About 1830, the painter Peter Gayer completed a sepia drawing of the castle ruin, the earliest picture known of the complex, which now gives the modern viewer an idea of the condition in which the old moated castle found itself at that time: the two-floor Amtshaus has already collapsed in part; of the main gate with its drawbridge nothing is left. In the original cadastral survey of Reipoltskirchen in 1845, the castle is described as being under private ownership: Der ehemalige Schlossturm, bestehend in einem Wohnzimmer, Keller, Stall und Hofraum (“The former castle tower, consisting of a livingroom, cellar, stable and courtyard”).

A schoolhouse was built up from the church in 1836. The church itself was torn down owing to its state of disrepair and replaced with a new one in 1847 and 1848. Given the dearth of funds for the project, the parishioners had to forgo a tower and a sacristy. The new church was consecrated on 8 August 1849. In 1858, the church was furnished with an organ.
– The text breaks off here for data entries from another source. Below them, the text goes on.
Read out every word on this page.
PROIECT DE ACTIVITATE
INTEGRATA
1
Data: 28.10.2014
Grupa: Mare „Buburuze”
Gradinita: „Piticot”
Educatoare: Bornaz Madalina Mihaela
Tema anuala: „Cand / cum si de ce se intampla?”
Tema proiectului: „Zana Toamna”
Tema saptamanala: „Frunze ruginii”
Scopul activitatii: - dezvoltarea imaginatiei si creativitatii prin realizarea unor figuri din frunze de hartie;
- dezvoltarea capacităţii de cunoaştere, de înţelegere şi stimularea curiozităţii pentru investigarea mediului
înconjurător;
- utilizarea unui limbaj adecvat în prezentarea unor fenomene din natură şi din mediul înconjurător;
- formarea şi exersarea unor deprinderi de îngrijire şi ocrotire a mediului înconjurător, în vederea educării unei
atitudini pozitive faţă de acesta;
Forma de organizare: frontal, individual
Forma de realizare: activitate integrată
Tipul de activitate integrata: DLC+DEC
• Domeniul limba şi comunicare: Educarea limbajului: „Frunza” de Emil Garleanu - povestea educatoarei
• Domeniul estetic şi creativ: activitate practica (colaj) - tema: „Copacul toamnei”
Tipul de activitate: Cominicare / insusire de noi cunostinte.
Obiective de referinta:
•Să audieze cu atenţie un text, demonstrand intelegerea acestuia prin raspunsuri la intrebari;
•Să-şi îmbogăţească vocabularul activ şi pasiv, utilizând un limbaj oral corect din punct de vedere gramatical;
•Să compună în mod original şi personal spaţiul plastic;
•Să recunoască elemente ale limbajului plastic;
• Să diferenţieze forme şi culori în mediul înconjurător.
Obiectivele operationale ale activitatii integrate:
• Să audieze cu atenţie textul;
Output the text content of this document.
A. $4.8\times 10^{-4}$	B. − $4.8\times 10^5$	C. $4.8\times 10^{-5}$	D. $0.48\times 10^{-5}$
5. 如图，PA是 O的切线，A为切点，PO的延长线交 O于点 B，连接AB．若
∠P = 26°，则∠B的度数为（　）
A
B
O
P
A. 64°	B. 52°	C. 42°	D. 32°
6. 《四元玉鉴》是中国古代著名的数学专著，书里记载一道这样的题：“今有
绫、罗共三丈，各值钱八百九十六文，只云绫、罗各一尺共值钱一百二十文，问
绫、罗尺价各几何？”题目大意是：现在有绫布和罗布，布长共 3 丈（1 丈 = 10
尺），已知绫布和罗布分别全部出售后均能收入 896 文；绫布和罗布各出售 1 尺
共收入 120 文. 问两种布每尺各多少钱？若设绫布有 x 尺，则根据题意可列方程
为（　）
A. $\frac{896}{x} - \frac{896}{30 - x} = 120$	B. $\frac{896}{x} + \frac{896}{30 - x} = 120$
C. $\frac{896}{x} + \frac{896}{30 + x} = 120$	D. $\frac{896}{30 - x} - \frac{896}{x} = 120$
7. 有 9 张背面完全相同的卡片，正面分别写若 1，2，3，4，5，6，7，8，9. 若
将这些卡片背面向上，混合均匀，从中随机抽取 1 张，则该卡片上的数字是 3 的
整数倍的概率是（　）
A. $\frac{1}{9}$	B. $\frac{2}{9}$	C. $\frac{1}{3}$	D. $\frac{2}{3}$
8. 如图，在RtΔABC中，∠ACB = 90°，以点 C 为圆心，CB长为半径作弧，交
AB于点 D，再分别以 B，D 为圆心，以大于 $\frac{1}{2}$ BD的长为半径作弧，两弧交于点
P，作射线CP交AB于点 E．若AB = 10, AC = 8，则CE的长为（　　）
It turned out by 1876, though, that the building work done on the church had been somewhat less than flawless, and it was already falling into such disrepair that it had to be closed. On 11 July 1878, the foundation stone for the church that still stands today was laid. Consecration came on 17 June 1880. At the same time, the old rectory was replaced with the one that still stands today.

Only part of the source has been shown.